Personally, I think that is a better way to understand the term, and how it is regarded in English. These are not two separate meanings with separate etymologies, but the "almost entirely" meaning is simply a weakening of the "for all practical purposes" meaning. It's not hard to see that often when A is "effectively" or "for all practical purposes" B, it is so because A is "nearly" B in some sense. There will be some exceptions (and this is arguably one of them, see below) but there is a lot of overlap between the two meanings.*
This leaves open the question of which is being used in your example, although it illustrates why the difference between the two meanings is regarded as being razor-thin.
With that in mind, three answers:
1) This seems like a classic case of a distinction without a difference. Given that the statement is almost certainly not meant to be taken in a completely literal manner, nailing down which shade of the definition was in the speaker's mind doesn't seem to add much to the understanding of the meaning.
2) The "for all practical purposes" seems like the definition that would be slightly more useful in making the speaker's point. Something could be infinite "for all practical purposes" or "as good as" infinite, without being demonstrated to be literally infinite. It is possible that the context might indicate that the speaker was actually making a claim about the literal numerical vastness of the unsupported things he or she believes, but that seems to be less important than a more general point about his or her credulity/open-mindedness.
3) Strictly speaking, it's impossible for something to be "nearly infinite" in a literal sense; it either is or isn't. Logically, the speaker must mean "infinite for all intents and purposes".
(I realize I've elided infinite and endless through this answer, even though the quote technically modifies endless with virtually, but I don't think it changes any of the points.)

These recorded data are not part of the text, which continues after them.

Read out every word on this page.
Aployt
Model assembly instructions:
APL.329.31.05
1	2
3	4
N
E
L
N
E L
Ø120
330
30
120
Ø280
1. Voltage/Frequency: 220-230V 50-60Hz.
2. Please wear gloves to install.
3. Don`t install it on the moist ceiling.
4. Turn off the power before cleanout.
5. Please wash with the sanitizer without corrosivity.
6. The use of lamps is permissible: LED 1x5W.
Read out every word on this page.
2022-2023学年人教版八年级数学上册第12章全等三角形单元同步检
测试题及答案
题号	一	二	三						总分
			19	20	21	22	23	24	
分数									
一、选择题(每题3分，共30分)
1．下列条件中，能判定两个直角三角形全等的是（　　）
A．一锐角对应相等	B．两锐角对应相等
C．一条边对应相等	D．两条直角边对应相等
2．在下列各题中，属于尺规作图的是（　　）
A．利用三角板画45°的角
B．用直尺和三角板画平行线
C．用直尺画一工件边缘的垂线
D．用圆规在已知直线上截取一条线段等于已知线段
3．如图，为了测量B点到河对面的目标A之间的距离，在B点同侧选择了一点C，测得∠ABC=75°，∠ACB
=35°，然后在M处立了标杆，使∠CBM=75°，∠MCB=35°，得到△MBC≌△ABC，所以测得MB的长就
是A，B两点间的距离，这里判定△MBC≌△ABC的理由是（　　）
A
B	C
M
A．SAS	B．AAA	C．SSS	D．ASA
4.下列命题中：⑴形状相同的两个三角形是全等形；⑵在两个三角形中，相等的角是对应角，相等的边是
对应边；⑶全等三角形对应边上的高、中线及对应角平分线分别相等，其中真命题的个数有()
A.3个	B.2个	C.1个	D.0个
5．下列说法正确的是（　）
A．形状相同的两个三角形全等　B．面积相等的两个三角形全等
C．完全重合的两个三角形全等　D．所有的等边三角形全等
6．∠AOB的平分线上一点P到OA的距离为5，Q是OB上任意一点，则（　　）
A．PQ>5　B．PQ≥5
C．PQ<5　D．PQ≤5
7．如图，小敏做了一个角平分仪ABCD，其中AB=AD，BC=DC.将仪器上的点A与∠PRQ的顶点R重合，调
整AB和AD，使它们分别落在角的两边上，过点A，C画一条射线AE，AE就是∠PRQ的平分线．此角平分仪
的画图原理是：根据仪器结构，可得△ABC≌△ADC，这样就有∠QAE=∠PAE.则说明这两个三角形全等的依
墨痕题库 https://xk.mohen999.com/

*I would argue, based entirely off of my own intuition, and I have no references to back it up, that the two meanings are even closer than this implies: that even when we use virtually to simply mean nearly or almost that we only use it when the difference doesn't much matter or when we are minimizing the difference. If someone collapses short of the finish line, we could say that he nearly finished the race, but not that he virtually finished, because the whole point of a race is to cross the finish line, unless we were intentionally trying to minimize the fact that he didn't finish.